Von Christian Bernhard und Johannes Schnitzler

So ganz stimmt es ja nicht mit der Halbzeitbilanz: Einige Teams der Deutschen Eishockey Liga (DEL) haben schon mehr als 26 Saisonspiele absolviert, andere weniger. Grundsätzlich aber ist die Liga am vergangenen Wochenende in die Rückrunde gestartet. Ein Rückblick also zur offiziellen Saisonmitte.

EHC Red Bull München

(1. Platz, 26 Spiele, 59 Punkte)

Manchmal reichen schon die nackten Zahlen, um ein Gefühl für die Verhältnisse zu bekommen. Und in diesem Fall sind es bedrückende Verhältnisse. Bedrückend dominante. Denn der EHC Red Bull München kann die meisten Siege (20), die meisten Tore (92) und das mit Abstand effizienteste Unterzahlspiel (93 Prozent Erfolgsquote) der Liga vorweisen - damit thront er beachtliche neun Zähler vor den Verfolgern auf Platz eins.
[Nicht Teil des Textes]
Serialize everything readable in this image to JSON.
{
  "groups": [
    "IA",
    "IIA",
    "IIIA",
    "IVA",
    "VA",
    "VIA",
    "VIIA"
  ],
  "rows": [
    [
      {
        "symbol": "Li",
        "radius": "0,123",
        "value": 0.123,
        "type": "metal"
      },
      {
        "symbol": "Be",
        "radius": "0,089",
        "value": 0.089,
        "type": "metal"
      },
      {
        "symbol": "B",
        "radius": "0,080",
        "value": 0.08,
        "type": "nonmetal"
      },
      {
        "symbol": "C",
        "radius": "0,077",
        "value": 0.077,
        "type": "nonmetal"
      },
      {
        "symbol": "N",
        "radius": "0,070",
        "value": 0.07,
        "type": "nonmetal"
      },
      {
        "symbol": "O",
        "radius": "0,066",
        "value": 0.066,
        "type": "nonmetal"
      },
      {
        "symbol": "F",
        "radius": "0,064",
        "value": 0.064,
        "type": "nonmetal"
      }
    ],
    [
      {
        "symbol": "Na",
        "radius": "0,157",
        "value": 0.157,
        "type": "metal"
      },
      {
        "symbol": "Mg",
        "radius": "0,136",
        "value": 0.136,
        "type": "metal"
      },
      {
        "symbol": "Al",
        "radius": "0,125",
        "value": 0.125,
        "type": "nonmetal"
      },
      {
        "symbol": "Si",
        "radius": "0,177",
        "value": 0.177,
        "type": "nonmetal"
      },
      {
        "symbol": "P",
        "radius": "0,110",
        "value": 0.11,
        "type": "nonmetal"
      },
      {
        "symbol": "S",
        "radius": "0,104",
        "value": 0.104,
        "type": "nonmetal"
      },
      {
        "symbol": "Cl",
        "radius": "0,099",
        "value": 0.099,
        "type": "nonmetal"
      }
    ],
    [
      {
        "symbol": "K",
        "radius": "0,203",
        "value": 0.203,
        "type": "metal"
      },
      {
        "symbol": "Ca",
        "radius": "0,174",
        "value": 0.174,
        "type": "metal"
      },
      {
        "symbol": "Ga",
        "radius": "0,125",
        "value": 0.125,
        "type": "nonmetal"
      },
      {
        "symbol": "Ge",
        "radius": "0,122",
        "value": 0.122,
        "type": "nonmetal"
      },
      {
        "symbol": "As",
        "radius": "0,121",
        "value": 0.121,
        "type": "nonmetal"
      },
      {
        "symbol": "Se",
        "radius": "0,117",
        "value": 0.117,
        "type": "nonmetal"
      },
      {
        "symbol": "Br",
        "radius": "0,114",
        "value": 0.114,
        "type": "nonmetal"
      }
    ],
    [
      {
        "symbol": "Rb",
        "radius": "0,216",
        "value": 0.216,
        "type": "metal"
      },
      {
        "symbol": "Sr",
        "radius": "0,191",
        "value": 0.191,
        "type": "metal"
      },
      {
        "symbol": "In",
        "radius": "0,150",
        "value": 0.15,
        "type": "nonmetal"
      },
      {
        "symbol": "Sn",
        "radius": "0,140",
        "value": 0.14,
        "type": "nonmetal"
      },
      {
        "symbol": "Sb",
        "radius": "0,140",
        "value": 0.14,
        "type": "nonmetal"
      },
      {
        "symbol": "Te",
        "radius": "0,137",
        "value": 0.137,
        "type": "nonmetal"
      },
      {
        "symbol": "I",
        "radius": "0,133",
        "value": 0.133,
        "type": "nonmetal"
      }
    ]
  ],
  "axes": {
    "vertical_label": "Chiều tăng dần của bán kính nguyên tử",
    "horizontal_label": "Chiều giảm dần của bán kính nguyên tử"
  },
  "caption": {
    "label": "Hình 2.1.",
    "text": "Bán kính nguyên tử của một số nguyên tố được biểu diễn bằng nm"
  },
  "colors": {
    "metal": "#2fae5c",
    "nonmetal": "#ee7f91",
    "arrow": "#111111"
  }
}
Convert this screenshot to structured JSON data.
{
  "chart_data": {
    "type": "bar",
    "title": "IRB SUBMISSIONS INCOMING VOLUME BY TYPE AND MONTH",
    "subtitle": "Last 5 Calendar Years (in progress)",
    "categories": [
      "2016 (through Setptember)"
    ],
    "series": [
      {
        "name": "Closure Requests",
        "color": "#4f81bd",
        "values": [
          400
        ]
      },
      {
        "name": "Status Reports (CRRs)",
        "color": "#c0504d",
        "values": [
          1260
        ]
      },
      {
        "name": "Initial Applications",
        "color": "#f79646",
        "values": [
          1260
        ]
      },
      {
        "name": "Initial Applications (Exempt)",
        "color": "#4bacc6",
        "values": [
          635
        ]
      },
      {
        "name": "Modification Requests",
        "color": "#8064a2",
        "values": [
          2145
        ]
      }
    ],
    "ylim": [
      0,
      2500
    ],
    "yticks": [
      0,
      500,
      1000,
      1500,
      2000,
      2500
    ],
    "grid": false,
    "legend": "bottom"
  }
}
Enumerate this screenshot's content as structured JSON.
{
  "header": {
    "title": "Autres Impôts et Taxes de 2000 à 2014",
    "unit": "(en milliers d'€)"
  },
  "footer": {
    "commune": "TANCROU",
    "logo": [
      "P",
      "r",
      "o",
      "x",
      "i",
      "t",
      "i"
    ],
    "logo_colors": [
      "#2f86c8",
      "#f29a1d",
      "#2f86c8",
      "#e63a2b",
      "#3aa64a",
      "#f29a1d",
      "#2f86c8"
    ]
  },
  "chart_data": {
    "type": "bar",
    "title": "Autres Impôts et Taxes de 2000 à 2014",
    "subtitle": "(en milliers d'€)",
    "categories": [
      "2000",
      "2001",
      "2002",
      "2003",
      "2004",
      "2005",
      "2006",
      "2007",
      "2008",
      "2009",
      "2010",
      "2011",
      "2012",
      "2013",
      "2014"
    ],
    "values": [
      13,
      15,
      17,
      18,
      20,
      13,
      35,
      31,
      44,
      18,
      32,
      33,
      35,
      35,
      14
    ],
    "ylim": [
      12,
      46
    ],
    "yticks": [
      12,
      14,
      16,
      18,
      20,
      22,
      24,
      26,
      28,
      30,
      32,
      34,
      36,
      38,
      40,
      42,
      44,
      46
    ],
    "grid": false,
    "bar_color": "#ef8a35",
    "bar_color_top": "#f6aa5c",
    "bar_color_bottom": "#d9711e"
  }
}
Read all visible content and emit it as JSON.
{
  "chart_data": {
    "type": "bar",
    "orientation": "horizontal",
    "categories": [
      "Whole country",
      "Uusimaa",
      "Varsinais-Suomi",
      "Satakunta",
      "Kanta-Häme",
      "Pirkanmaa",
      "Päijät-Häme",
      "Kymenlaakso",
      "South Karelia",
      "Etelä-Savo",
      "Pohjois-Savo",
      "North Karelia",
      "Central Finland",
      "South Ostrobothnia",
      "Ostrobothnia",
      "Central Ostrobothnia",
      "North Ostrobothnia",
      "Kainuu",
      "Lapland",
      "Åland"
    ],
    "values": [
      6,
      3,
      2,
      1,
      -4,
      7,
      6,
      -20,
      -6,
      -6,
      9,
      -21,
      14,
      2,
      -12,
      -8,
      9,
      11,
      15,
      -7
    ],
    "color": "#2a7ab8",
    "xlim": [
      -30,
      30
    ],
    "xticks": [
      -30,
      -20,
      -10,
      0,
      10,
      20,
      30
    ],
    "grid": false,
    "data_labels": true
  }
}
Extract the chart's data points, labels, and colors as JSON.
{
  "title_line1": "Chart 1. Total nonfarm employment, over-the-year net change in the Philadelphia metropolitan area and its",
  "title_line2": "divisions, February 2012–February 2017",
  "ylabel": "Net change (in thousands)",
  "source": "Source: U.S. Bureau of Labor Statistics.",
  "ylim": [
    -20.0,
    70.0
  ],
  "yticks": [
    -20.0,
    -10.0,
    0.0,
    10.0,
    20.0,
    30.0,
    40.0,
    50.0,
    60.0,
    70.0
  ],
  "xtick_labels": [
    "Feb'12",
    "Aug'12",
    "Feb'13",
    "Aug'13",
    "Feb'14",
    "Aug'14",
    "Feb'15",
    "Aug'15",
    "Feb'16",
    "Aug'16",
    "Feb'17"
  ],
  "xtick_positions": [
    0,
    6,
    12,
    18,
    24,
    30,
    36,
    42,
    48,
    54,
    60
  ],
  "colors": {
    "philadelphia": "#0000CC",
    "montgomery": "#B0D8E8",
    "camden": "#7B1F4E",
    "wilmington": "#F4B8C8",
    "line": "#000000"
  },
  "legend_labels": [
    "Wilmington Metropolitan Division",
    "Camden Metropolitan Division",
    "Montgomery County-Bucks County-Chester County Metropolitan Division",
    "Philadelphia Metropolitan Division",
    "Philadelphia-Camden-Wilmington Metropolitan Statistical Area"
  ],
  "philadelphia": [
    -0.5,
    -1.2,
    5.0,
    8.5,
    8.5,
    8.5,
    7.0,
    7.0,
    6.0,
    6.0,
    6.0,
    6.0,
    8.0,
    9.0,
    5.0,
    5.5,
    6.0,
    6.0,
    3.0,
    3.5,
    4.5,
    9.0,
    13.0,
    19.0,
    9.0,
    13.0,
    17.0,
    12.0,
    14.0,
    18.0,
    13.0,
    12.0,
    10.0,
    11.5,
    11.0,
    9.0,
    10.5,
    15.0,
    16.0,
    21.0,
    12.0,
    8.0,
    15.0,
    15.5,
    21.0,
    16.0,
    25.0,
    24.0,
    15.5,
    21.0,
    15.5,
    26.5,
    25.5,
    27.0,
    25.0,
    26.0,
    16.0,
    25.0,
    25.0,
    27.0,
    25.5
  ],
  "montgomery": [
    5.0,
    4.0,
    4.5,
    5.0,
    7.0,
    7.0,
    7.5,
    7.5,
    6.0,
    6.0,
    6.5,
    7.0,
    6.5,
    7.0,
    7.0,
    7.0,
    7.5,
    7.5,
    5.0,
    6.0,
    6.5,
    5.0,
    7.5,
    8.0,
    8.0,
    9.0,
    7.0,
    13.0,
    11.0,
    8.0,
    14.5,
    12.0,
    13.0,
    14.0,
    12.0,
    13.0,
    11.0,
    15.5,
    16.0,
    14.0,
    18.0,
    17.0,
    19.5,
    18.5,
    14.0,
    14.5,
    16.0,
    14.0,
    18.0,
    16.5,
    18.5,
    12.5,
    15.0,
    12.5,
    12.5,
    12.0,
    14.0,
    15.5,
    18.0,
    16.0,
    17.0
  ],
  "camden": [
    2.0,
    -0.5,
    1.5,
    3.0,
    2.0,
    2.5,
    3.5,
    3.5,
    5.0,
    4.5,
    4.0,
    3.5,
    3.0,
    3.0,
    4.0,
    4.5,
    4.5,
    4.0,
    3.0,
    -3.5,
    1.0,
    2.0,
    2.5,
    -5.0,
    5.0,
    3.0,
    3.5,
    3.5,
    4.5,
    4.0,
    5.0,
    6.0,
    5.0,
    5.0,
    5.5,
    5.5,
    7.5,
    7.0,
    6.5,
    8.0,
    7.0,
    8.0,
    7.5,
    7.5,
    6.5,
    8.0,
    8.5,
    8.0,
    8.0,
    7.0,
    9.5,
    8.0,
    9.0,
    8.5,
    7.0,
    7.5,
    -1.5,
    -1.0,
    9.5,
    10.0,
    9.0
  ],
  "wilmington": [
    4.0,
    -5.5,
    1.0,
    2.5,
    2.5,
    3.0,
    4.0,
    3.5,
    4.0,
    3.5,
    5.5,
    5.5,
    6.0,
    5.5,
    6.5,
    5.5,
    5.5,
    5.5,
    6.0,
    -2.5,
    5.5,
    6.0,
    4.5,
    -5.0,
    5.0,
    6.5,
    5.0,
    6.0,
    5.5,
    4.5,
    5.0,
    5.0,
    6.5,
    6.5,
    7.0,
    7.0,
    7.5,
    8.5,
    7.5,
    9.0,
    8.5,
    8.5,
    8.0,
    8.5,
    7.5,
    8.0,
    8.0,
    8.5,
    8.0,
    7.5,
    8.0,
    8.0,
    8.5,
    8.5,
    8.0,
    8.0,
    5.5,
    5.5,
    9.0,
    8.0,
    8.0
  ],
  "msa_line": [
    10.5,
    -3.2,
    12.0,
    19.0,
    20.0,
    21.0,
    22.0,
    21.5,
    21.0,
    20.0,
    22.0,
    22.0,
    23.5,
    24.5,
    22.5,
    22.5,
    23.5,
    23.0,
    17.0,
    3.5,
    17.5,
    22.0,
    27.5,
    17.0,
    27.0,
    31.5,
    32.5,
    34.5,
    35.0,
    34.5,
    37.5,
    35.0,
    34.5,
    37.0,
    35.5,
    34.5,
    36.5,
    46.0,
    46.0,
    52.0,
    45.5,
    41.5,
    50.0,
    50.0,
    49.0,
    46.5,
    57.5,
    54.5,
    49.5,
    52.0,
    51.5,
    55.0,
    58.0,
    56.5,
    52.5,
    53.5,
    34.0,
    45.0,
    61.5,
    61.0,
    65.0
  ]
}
Zum Vergleich: In der vergangenen Saison hatten die Münchner nach 26 Spieltagen als Tabellen-Neunter (!) nur 41 Punkte auf dem Konto. Am Ende waren sie Meister. Münchens größte Stärke ist die Kadertiefe. Stürmer Keith Aucoin (26 Punkte) ist der einzige EHC-Profi unter den Top Ten der Scorerliste, Nationalspieler wie Jerome Flaake, Brooks Macek oder Jon Matsumoto liefen in den vergangenen Wochen abwechselnd in der nominell vierten Angriffsreihe auf. Trainer Don Jackson freut sich über ein "Top-Offensiv- und ein Top-Defensiv-Team" sowie "sehr gute Torhüter" und "große Führungspersönlichkeiten". Oder anders ausgedrückt: über das komplette Paket. Wie dominant der Meister agiert, macht ein Blick auf die Plus/Minus-Statistik deutlich: In dieser Rubrik finden sich unter den ersten Zehn der Liga gleich fünf Münchner. Selbst das Überzahlspiel, lange Zeit einer der wenigen Schwachpunkte, ist in den jüngsten Spielen effektiver geworden.

Nürnberg Ice Tigers

(2., 27 Spiele, 50 Punkte)

Groß und schwer. Die Wahrscheinlichkeit, im Rahmen der DEL mit diesen Adjektiven konfrontiert zu werden, ist dann am größten, wenn die Sprache auf die Ice Tigers kommt - die Physis ist das gewichtigste Pfund der Franken. Der Slowake Milan Jurcina ist mit 1,93 Meter Größe und 114 Kilo Gewicht zwar der größte, aber bei Weitem nicht er einzige kantige Brocken im Team. Auch Kapitän Patrick Reimer, Brandon Segal oder der kürzlich verpflichtete NHL-Routinier Brandon Prust sind nicht nur gute Eishockeyspieler, sondern sehr unangenehme, aggressive Gegner. Gegen Nürnberg zu spielen, bedeutet in erster Linie: viele Checks einzustecken. Die imposante Körperlichkeit ist freilich nur eine Erklärung für die bislang herausragende Saison der Ice Tigers. Die Offensive ist nicht mehr nur von der Paradereihe um Reimer, Yasin Ehliz und Steven Reinprecht abhängig. Auch Spieler wie Leo Pföderl (26 Punkte) und Philippe Dupuis (20) scoren verlässlich. Jesse Blacker (21) ist gar der offensivstärkste Verteidiger der Liga. Die Defensive ist zudem robust, nicht zuletzt weil der in den vergangenen Jahren oft verletzte Torhüter Jochen Reimer zu alter Stärke zurückgefunden hat. Mittlerweile wird in Nürnberg offen über die Meisterschaft geredet. Die Vertragsverlängerung von Trainer Rob Wilson, der mantra-artig den "großartigen Willen" seines Teams hervorhebt, ist ein weiteres Signal: Die Ice Tigers arbeiten am großen Coup. Und: Nürnberg ist das einzige Team, das Tabellenführer München in beiden bisherigen Saisonduellen (4:2, 6:5 n.V.) geschlagen hat.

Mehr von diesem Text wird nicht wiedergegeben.